We’re well into 2009. How are you doing on your big goals for this year? If you are still plodding along the path, consider the Progress Principle as a refreshing perspective for enjoying the journey along the way.

The pleasure of reaching a goal - like getting a promotion or finishing a big project - surely gives us a momentary emotional boost. We feel delighted, perhaps even euphoric, for maybe an hour or a day or a couple of days.

But more often than not, when success is within reach, and some final event confirms what we’ve already begun to expect, at the end of our quest, we typically feel more of a sense of relief and the pleasure of closure. We celebrate momentarily and often ask, what’s next?

Jon Haidt, a social psychologist at The University of Virginia, and author of The Happiness Hypothesis, says that animals get a rush of dopamine – the pleasure neurotransmitter – when they do something that advances their evolutionary interests and moves them ahead in the game of survival. Haidt uses this example: Food and sex give pleasure. This pleasure reinforces our behaviors – we want more.

Here’s how Haidt says it works, though. Behavior reinforcement works best when it comes seconds, not minutes later. Think about how difficult it would be to teach a dog the game of fetch if you were to reward him with a treat 10 minutes after he retrieved the ball. There would be no connection between the behavior and the reward. The same is true for people. Our brains feel pleasure when we take a step in the right direction but it has difficulty making a connection between an accomplishment on Friday with actions or rewards on Monday.

The point is this: contentment is a short-lived feeling of release after a goal is achieved. Another way to put it is that many small goals equals many sources of pleasure.

Haidt puts it this way: in pursuit of the goal, it is the journey that counts, not the destination. We know that most of the pleasure we experience along the way comes with each step that brings us closer to our ultimate destination.

Think about it. The final step in the process is often no more thrilling than the pleasure of taking off a heavy backpack – a sense of relief.

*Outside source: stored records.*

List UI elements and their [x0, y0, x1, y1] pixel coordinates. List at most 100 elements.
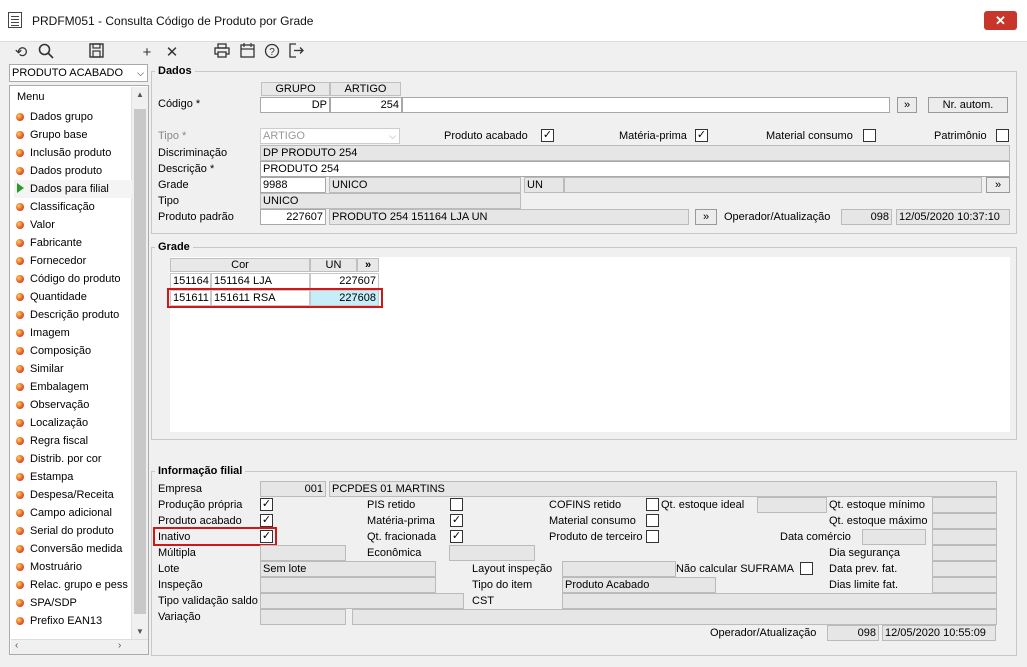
data-comercio-label: Data comércio: [780, 531, 851, 543]
producao-propria-checkbox[interactable]: ✓: [260, 498, 273, 511]
sidebar-item[interactable]: SPA/SDP: [14, 594, 132, 612]
tipo-select[interactable]: ARTIGO ⌵: [260, 128, 400, 144]
sidebar-item-label: Dados grupo: [30, 111, 93, 123]
document-icon: [8, 12, 22, 28]
nao-calcular-suframa-checkbox[interactable]: [800, 562, 813, 575]
save-icon[interactable]: [86, 43, 106, 63]
sidebar-item[interactable]: Conversão medida: [14, 540, 132, 558]
sidebar-item[interactable]: Fabricante: [14, 234, 132, 252]
grade-extra-field: [564, 177, 982, 193]
sidebar-item[interactable]: Similar: [14, 360, 132, 378]
toolbar: ⟲ + ✕ ?: [0, 42, 1027, 64]
sidebar-item-label: Localização: [30, 417, 89, 429]
bullet-icon: [16, 563, 24, 571]
sidebar-item[interactable]: Inclusão produto: [14, 144, 132, 162]
grade-code-input[interactable]: 9988: [260, 177, 326, 193]
sidebar-item[interactable]: Distrib. por cor: [14, 450, 132, 468]
pis-retido-checkbox[interactable]: [450, 498, 463, 511]
sidebar-item[interactable]: Composição: [14, 342, 132, 360]
material-consumo-filial-checkbox[interactable]: [646, 514, 659, 527]
produto-acabado-label: Produto acabado: [444, 130, 528, 142]
sidebar-item[interactable]: Serial do produto: [14, 522, 132, 540]
grupo-input[interactable]: DP: [260, 97, 330, 113]
sidebar-item[interactable]: Grupo base: [14, 126, 132, 144]
sidebar-item[interactable]: Fornecedor: [14, 252, 132, 270]
dados-title: Dados: [155, 65, 195, 77]
sidebar-item-label: Dados para filial: [30, 183, 109, 195]
patrimonio-label: Patrimônio: [934, 130, 987, 142]
sidebar-item[interactable]: Estampa: [14, 468, 132, 486]
sidebar-item[interactable]: Dados grupo: [14, 108, 132, 126]
produto-terceiro-checkbox[interactable]: [646, 530, 659, 543]
sidebar-item[interactable]: Observação: [14, 396, 132, 414]
grade-cell-code: 151164: [170, 273, 211, 289]
descricao-input[interactable]: PRODUTO 254: [260, 161, 1010, 177]
sidebar-item[interactable]: Código do produto: [14, 270, 132, 288]
produto-padrao-lookup-button[interactable]: »: [695, 209, 717, 225]
calendar-icon[interactable]: [237, 43, 257, 63]
sidebar-item-label: Regra fiscal: [30, 435, 89, 447]
sidebar-item[interactable]: Localização: [14, 414, 132, 432]
patrimonio-checkbox[interactable]: [996, 129, 1009, 142]
title-bar: PRDFM051 - Consulta Código de Produto po…: [0, 0, 1027, 42]
filial-operador-label: Operador/Atualização: [710, 627, 817, 639]
produto-padrao-code-input[interactable]: 227607: [260, 209, 326, 225]
materia-prima-filial-checkbox[interactable]: ✓: [450, 514, 463, 527]
codigo-extra-field[interactable]: [402, 97, 890, 113]
print-icon[interactable]: [212, 43, 232, 63]
help-icon[interactable]: ?: [262, 43, 282, 63]
exit-icon[interactable]: [287, 43, 307, 63]
sidebar-item-label: Despesa/Receita: [30, 489, 114, 501]
sidebar-item[interactable]: Embalagem: [14, 378, 132, 396]
search-icon[interactable]: [36, 43, 56, 63]
multipla-field: [260, 545, 346, 561]
delete-icon[interactable]: ✕: [162, 43, 182, 63]
bullet-icon: [16, 311, 24, 319]
grade-expand-button[interactable]: »: [357, 258, 379, 272]
sidebar-item[interactable]: Dados produto: [14, 162, 132, 180]
materia-prima-checkbox[interactable]: ✓: [695, 129, 708, 142]
grade-lookup-button[interactable]: »: [986, 177, 1010, 193]
inativo-highlight-box: [153, 527, 277, 546]
sidebar-item[interactable]: Classificação: [14, 198, 132, 216]
sidebar-item-label: Código do produto: [30, 273, 121, 285]
sidebar-item[interactable]: Imagem: [14, 324, 132, 342]
cofins-retido-checkbox[interactable]: [646, 498, 659, 511]
close-button[interactable]: ✕: [984, 11, 1017, 30]
sidebar-item-label: Relac. grupo e pess: [30, 579, 128, 591]
sidebar-item[interactable]: Dados para filial: [14, 180, 132, 198]
produto-acabado-checkbox[interactable]: ✓: [541, 129, 554, 142]
sidebar-item[interactable]: Despesa/Receita: [14, 486, 132, 504]
sidebar-item[interactable]: Mostruário: [14, 558, 132, 576]
bullet-icon: [16, 365, 24, 373]
sidebar-item[interactable]: Quantidade: [14, 288, 132, 306]
sidebar-item[interactable]: Relac. grupo e pess: [14, 576, 132, 594]
sidebar-item[interactable]: Campo adicional: [14, 504, 132, 522]
operador-code-field: 098: [841, 209, 892, 225]
qt-estoque-ideal-label: Qt. estoque ideal: [661, 499, 745, 511]
bullet-icon: [16, 203, 24, 211]
produto-acabado-filial-checkbox[interactable]: ✓: [260, 514, 273, 527]
material-consumo-checkbox[interactable]: [863, 129, 876, 142]
active-arrow-icon: [17, 183, 24, 193]
horizontal-scrollbar[interactable]: ‹ ›: [11, 639, 148, 654]
undo-icon[interactable]: ⟲: [11, 43, 31, 63]
product-type-select[interactable]: PRODUTO ACABADO ⌵: [9, 64, 148, 82]
tipo2-label: Tipo: [158, 195, 179, 207]
codigo-lookup-button[interactable]: »: [897, 97, 917, 113]
vertical-scrollbar[interactable]: ▲ ▼: [131, 87, 148, 639]
add-icon[interactable]: +: [137, 43, 157, 63]
lote-field: Sem lote: [260, 561, 436, 577]
data-prev-fat-field: [932, 561, 997, 577]
artigo-input[interactable]: 254: [330, 97, 402, 113]
filial-operador-date-field: 12/05/2020 10:55:09: [882, 625, 996, 641]
sidebar-item[interactable]: Descrição produto: [14, 306, 132, 324]
artigo-header: ARTIGO: [330, 82, 401, 96]
sidebar-item[interactable]: Prefixo EAN13: [14, 612, 132, 630]
qt-fracionada-checkbox[interactable]: ✓: [450, 530, 463, 543]
nr-autom-button[interactable]: Nr. autom.: [928, 97, 1008, 113]
tipo-item-label: Tipo do item: [472, 579, 533, 591]
sidebar-item[interactable]: Regra fiscal: [14, 432, 132, 450]
grade-cell-value[interactable]: 227607: [310, 273, 379, 289]
sidebar-item[interactable]: Valor: [14, 216, 132, 234]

Thus, the Progress Principle: Pleasure comes more from making progress towards our goals than from achieving them. Importantly, Haidt says that people win at the “game of life” through the use of this Progress Principle by achieving high status, a good reputation, genuine friendships, a supportive mate, accumulating resources and rearing children to be successful at the same game. Or as the ancient proverb goes, "many small steps make the journey of life."